A duck quacks! A dog barks! A snake hisses! An Operatic Tenor…??? No there is no one word that describes what an operatic tenor does. On the coveted high C on a vowel resembling [a] (more than likely a neutral vowel that sounds closest to [a]) an operatic tenor, singing with a fully developed voice excites the surrounding air at over 500 vibrations per seconds, producing a dominant overtone at over 1000 or 1500 vibration per second and another one around 2800 vibrations per second, exciting the human ear with great intensity, while expressing emotions commensurate with that kind of vocal power, without the tone degrading into an unbalanced scream, through the most extraordinary music ever written and poetic texts produced by some of the greatest wordsmiths of all time, and looking elegant in the process.
Opera is nothing short of an Olympic level feat akin to a figure skater doing a Quad Axel while skating on an iced tight-rope.
It is that breath-taken when you hear a real tenor do it. Luciano Pavarotti often used the term “real tenor” to describe his singing as opposed to that of tenors who sang reinforced falsetto in the top voice. If Pavarotti felt a need to distinguish “a real tenor” from the “not so real tenor” it is because he had cause. His teacher apparently told him: “hurry and start! You are probably the last tenor!”
The degradation of operatic standards began almost immediately. Late 16th Century pedagogues were already complaining of singers not adhering to the principles of the Old School. As Claudia Friedlander expressed in a very inspiring article:
I believe it is now time for another course correction to steer opera back in the direction of its essential purpose.
Franco Corelli was a real Opera Singer!
Mario del Monaco was a real Opera Singer!
Andrea Bocelli is an Italian pop singer with a lovely vocal color and a love for his native country’s art of Opera. He actually took a few lessons with the legendary Franco Corelli as he explains in the next video.

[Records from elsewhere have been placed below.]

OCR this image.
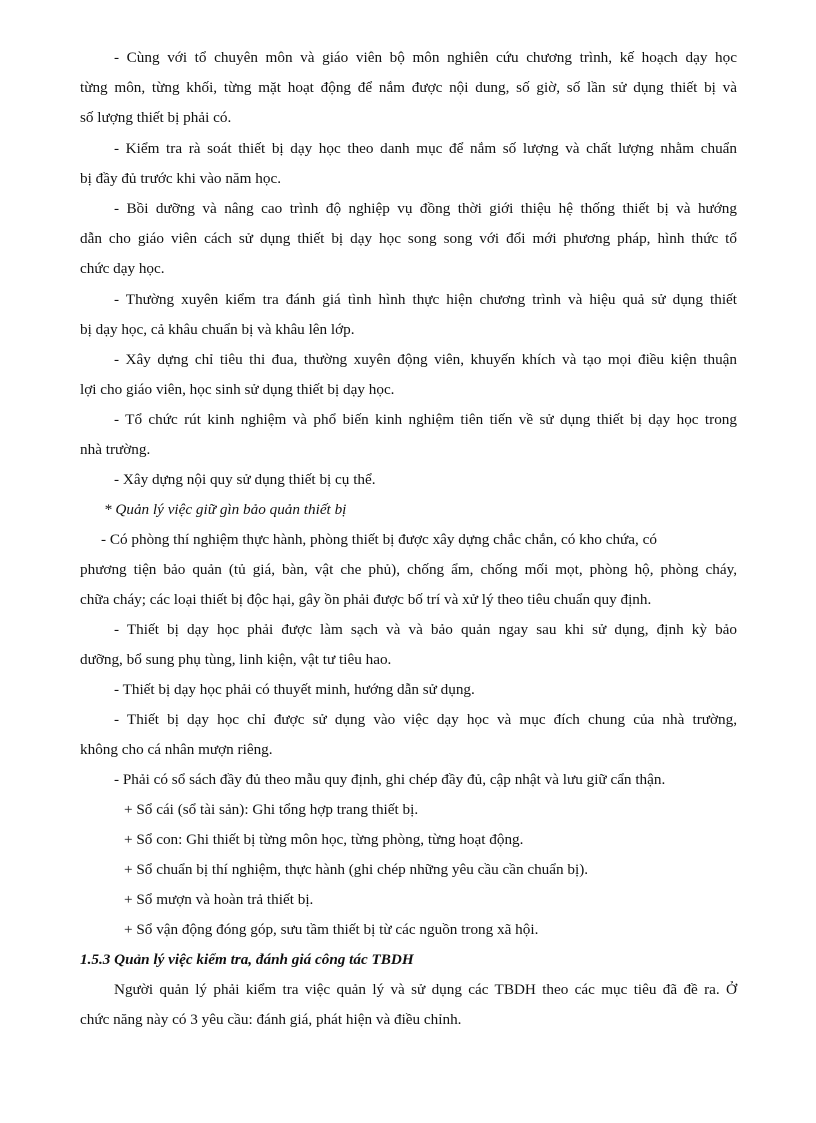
- Cùng với tổ chuyên môn và giáo viên bộ môn nghiên cứu chương trình, kế hoạch dạy học
từng môn, từng khối, từng mặt hoạt động để nắm được nội dung, số giờ, số lần sử dụng thiết bị và
số lượng thiết bị phải có.
- Kiểm tra rà soát thiết bị dạy học theo danh mục để nắm số lượng và chất lượng nhằm chuẩn
bị đầy đủ trước khi vào năm học.
- Bồi dưỡng và nâng cao trình độ nghiệp vụ đồng thời giới thiệu hệ thống thiết bị và hướng
dẫn cho giáo viên cách sử dụng thiết bị dạy học song song với đổi mới phương pháp, hình thức tổ
chức dạy học.
- Thường xuyên kiểm tra đánh giá tình hình thực hiện chương trình và hiệu quả sử dụng thiết
bị dạy học, cả khâu chuẩn bị và khâu lên lớp.
- Xây dựng chỉ tiêu thi đua, thường xuyên động viên, khuyến khích và tạo mọi điều kiện thuận
lợi cho giáo viên, học sinh sử dụng thiết bị dạy học.
- Tổ chức rút kinh nghiệm và phổ biến kinh nghiệm tiên tiến về sử dụng thiết bị dạy học trong
nhà trường.
- Xây dựng nội quy sử dụng thiết bị cụ thể.
* Quản lý việc giữ gìn bảo quản thiết bị
- Có phòng thí nghiệm thực hành, phòng thiết bị được xây dựng chắc chắn, có kho chứa, có
phương tiện bảo quản (tủ giá, bàn, vật che phủ), chống ẩm, chống mối mọt, phòng hộ, phòng cháy,
chữa cháy; các loại thiết bị độc hại, gây ồn phải được bố trí và xử lý theo tiêu chuẩn quy định.
- Thiết bị dạy học phải được làm sạch và và bảo quản ngay sau khi sử dụng, định kỳ bảo
dưỡng, bổ sung phụ tùng, linh kiện, vật tư tiêu hao.
- Thiết bị dạy học phải có thuyết minh, hướng dẫn sử dụng.
- Thiết bị dạy học chỉ được sử dụng vào việc dạy học và mục đích chung của nhà trường,
không cho cá nhân mượn riêng.
- Phải có sổ sách đầy đủ theo mẫu quy định, ghi chép đầy đủ, cập nhật và lưu giữ cẩn thận.
+ Sổ cái (sổ tài sản): Ghi tổng hợp trang thiết bị.
+ Sổ con: Ghi thiết bị từng môn học, từng phòng, từng hoạt động.
+ Sổ chuẩn bị thí nghiệm, thực hành (ghi chép những yêu cầu cần chuẩn bị).
+ Sổ mượn và hoàn trả thiết bị.
+ Sổ vận động đóng góp, sưu tầm thiết bị từ các nguồn trong xã hội.
1.5.3 Quản lý việc kiểm tra, đánh giá công tác TBDH
Người quản lý phải kiểm tra việc quản lý và sử dụng các TBDH theo các mục tiêu đã đề ra. Ở
chức năng này có 3 yêu cầu: đánh giá, phát hiện và điều chỉnh.
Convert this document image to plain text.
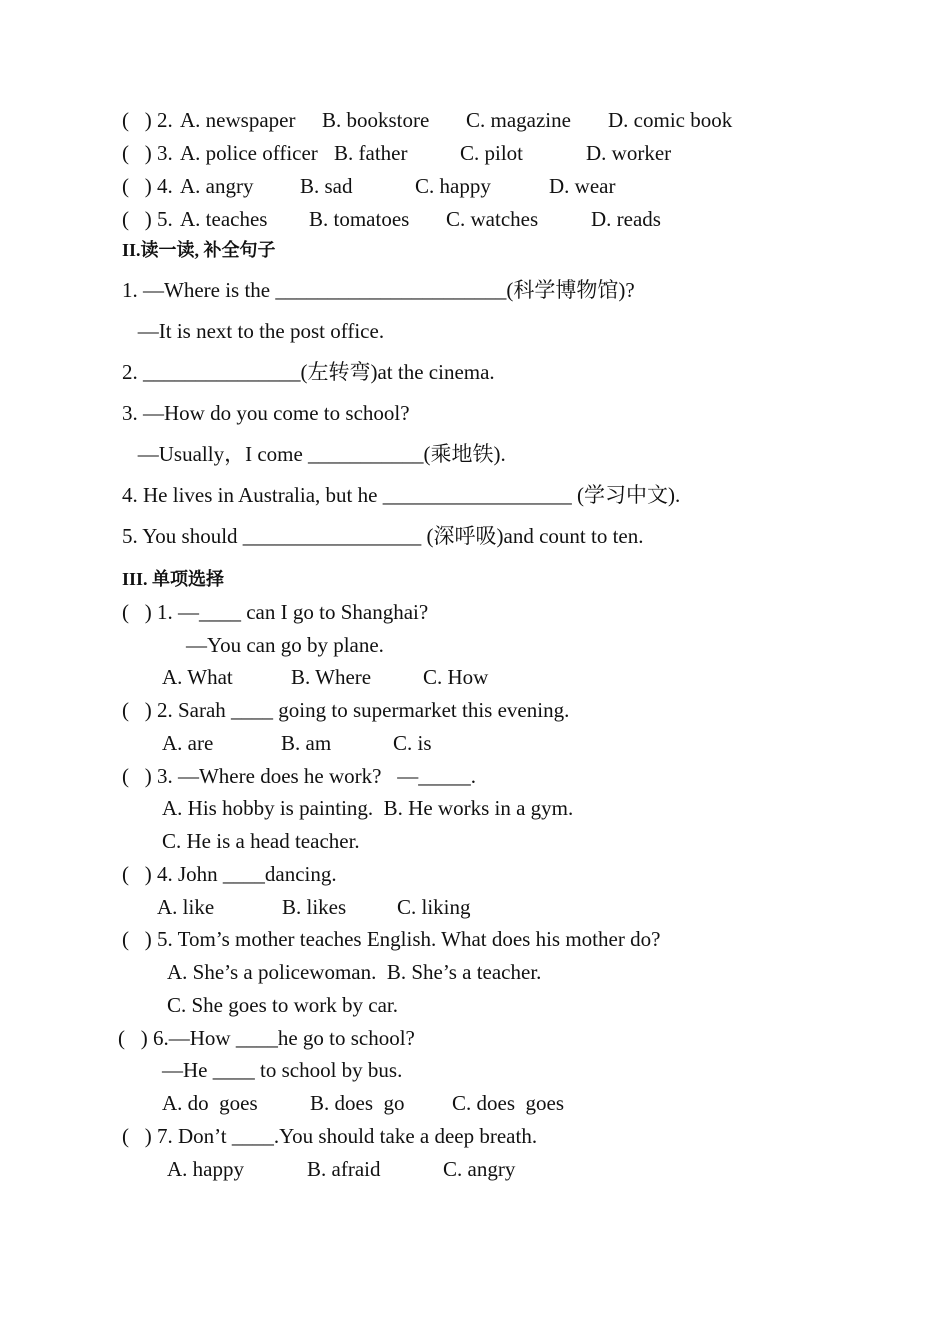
(   ) 2. A. newspaper B. bookstore C. magazine D. comic book
(   ) 3. A. police officer B. father	C. pilot	D. worker
(   ) 4. A. angry B. sad	C. happy	D. wear
(   ) 5. A. teaches B. tomatoes C. watches	D. reads
II.读一读, 补全句子
1. —Where is the ______________________(科学博物馆)?
—It is next to the post office.
2. _______________(左转弯)at the cinema.
3. —How do you come to school?
—Usually，I come ___________(乘地铁).
4. He lives in Australia, but he __________________ (学习中文).
5. You should _________________ (深呼吸)and count to ten.
III. 单项选择
(   ) 1. —____ can I go to Shanghai?
—You can go by plane.
A. What	B. Where C. How
(   ) 2. Sarah ____ going to supermarket this evening.
A. are	B. am	C. is
(   ) 3. —Where does he work?   —_____.
A. His hobby is painting.  B. He works in a gym.
C. He is a head teacher.
(   ) 4. John ____dancing.
A. like	B. likes C. liking
(   ) 5. Tom’s mother teaches English. What does his mother do?
A. She’s a policewoman.  B. She’s a teacher.
C. She goes to work by car.
(   ) 6.—How ____he go to school?
—He ____ to school by bus.
A. do  goes B. does  go C. does  goes
(   ) 7. Don’t ____.You should take a deep breath.
A. happy	B. afraid	C. angry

Bocelli studied with one of the greatest tenors of all time and learned to mimic operatic sounds. It’s wonderful and it makes his popular singing healthier, stronger and more varied. His love for opera aside, if we take Bocelli’s microphone away, in the presence of an operatic orchestra he would be over-powered if not inaudible. Yet in an age virtually totally electronically amplified when it comes to music, the average person does not know that Bocelli is a pop singer singing opera and not an opera singer singing pop.
Michael Bolton is not an opera singer! He is a rock singer who developed a love for opera and with a voice not trained to sustain opera, he tries his best to do something beautiful. But he could not be confused for an opera singer. But many would say Michael Bolton is singing opera. Being able to sing the notes is not the same as maintaining optimal vocal balance and dominating over an orchestra without electronic amplification.
“I think we have a case of a little lump of coal here that is gonna turn into a diamond…” says Amanda Holden, one of the judges at this circus that has turned the world of music upside down. That was the pitch! Take a guy who looks like the ultimate underdog, have him sing the most popular aria, made famous at the first concert by TheThree Tenors and draw sympathy for an otherwise lost cause. Not that Mr. Potts is a lost cause, but that he was played as such! There is a basic material there that with a lot of work could develop into an operatically viable instrument. The patience required for this is the total antithesis of what American Idol and Britain’s Got Talent and such shows represent. The narrative is that “…you too can become famous quickly by appearing on one of these shows, even if you are the most unlikely person to win.” Yet millions of people probably believe that Paul Potts won because he has an operatic voice. Mr. Potts is not an opera singer. He sings an operatic aria with a wobbly voice in a show that makes no difference between him and Luciano Pavarotti, with judges who have no competence whatsoever to judge whether he can sing opera or not and an audience so lacking in basic arts education that they might not be able to distinguish between Potts and Pavarotti on the same stage.
Andrea Bocelli, Michael Bolton and Paul Potts and all the pseudo- or wannabe- opera singers are not the problem. It is the fault of the opera industry, so insecure about its own viability, that it would embrace any gimmick that brings attention to our sorry state of affairs. It is the fault of us opera singers, who are more interested in any kind of notoriety that we would sell out the art form for our own short-term glory. It is the fault of us singers who are so afraid of not being able to walk on stage at all, that we would do anything to get to sing this music even if the circumstances are totally against the principles of our art form and at the disservice of the music we claim we love.
Between Corelli and Del Monaco on one extreme and Paul Potts and Michael Bolton on the other, there are too many opera singers whose development fall closer to Bocelli than Corelli and they themselves do not know of the poor quality of their instrument. Why should they when agents and casting directors are more interested in their 6-packs and the size of their breast than they are interested in the quality of their voices. The democratization of Opera has been to reduce it to its least common denominator.
That narrative reads thus: “…if the average person believes that s/he can sing opera with little work, maybe s/he will be likely to come to it… If they see the opera singer as a normal person, then they might find the art-form more approachable.”
The opera singer is a normal human being doing something superhuman, like Cristian Ronaldo or Michael Jordan. These abilities take great dedication and work to accomplish and surpass human expectation.